Poco a poco fui ganando clientela. Abrí una cuenta en redes sociales con ayuda de mi prima, empecé a recibir pedidos. Luego vinieron las ferias, los bazares, las colaboraciones con cafeterías locales. Y sin darme cuenta… tenía un pequeño negocio.

Un día, mientras acomodaba las bolsas de dulces en una mesa del mercado, alguien me tocó el hombro. Era el señor de los dulces artesanales que me ofreció una muestra semanas atrás.

—Supe que usted es la de los dulces “Dulce Sofía”. Quería felicitarla. Se nota que está hecha con coraje.

Esa noche, al llegar a casa, Sofi me esperaba en pijama, con su librito de cuentos.

—¿Cómo te fue, mami?

La abracé.

—Hoy vendimos todo. Y conocí a alguien que me llamó “valiente”.

—Porque lo eres —me dijo, y se acurrucó en mi pecho—. Siempre lo fuiste.


Dos años después, Dulce Sofía ya no era un puesto improvisado. Era una marca registrada, con una cocina habilitada en casa, una página web y decenas de clientes fijos. Incluso ganamos un pequeño premio de emprendedoras locales. Sofi me acompañaba a todos lados, era mi ayudante, mi inspiración, mi socia.

Un viernes por la tarde, recibí una llamada. Era de la empresa donde me habían despedido.

—Leticia, hemos seguido tu emprendimiento. Estamos organizando un evento corporativo y queríamos saber si puedes encargarte del catering.

No supe si reír o llorar.

—Claro —respondí, con voz serena.

El día del evento, llevé mi mejor presentación, con bandejas bien decoradas, etiquetas elegantes, dulces nuevos y tradicionales. Mientras los exjefes probaban mis creaciones con asombro, uno de ellos me dijo:

—Nunca pensamos que llegarías tan lejos.

Yo sonreí, sin rencor.

—A veces, lo que parece una caída, es solo el impulso para volar más alto.


Esa noche, ya en casa, Sofi me ayudaba a guardar los moldes.

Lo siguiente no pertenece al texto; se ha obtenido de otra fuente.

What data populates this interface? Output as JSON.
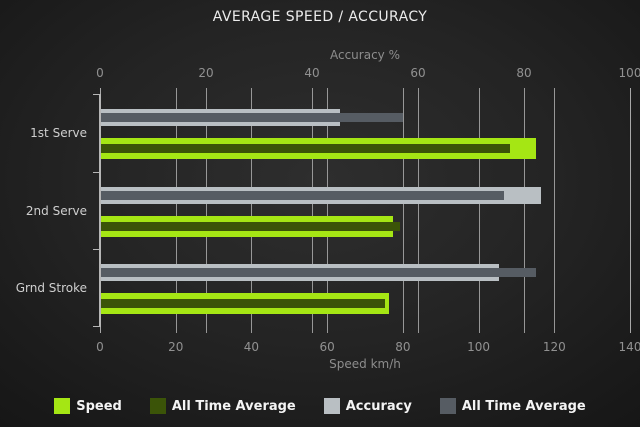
{
  "title": "AVERAGE SPEED / ACCURACY",
  "chart_data": {
    "type": "bar",
    "orientation": "horizontal",
    "title": "AVERAGE SPEED / ACCURACY",
    "categories": [
      "1st Serve",
      "2nd Serve",
      "Grnd Stroke"
    ],
    "axes": {
      "top": {
        "label": "Accuracy %",
        "min": 0,
        "max": 100,
        "ticks": [
          0,
          20,
          40,
          60,
          80,
          100
        ]
      },
      "bottom": {
        "label": "Speed km/h",
        "min": 0,
        "max": 140,
        "ticks": [
          0,
          20,
          40,
          60,
          80,
          100,
          120,
          140
        ]
      }
    },
    "grid": true,
    "legend_position": "bottom",
    "series": [
      {
        "key": "speed",
        "name": "Speed",
        "axis": "bottom",
        "color": "#a5e614",
        "values": [
          115,
          77,
          76
        ]
      },
      {
        "key": "speed_avg",
        "name": "All Time Average",
        "axis": "bottom",
        "color": "#3b5408",
        "values": [
          108,
          79,
          75
        ]
      },
      {
        "key": "accuracy",
        "name": "Accuracy",
        "axis": "top",
        "color": "#b9bfc3",
        "values": [
          45,
          83,
          75
        ]
      },
      {
        "key": "accuracy_avg",
        "name": "All Time Average",
        "axis": "top",
        "color": "#565c63",
        "values": [
          57,
          76,
          82
        ]
      }
    ],
    "colors": {
      "background_center": "#2e2e2e",
      "background_edge": "#141414",
      "gridline": "#acacac",
      "axis_text": "#8d8d8d",
      "category_text": "#cfcfcf",
      "title_text": "#ececec",
      "legend_text": "#f4f4f4"
    }
  }
}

—¿Te acuerdas cuando me diste esa cajita con monedas? —le pregunté.

—Sí, mami.

—¿Sabes algo? Hoy me ofrecieron comprarnos el negocio para distribuirlo en todo el país.

Sus ojitos se abrieron como platos.

—¿Y vas a aceptar?

—No lo sé. Pero lo que sí sé… es que todo empezó con tu cajita de galletas.

Ella sonrió, y se lanzó a abrazarme.

—Te lo dije, mami. Algún día las íbamos a necesitar.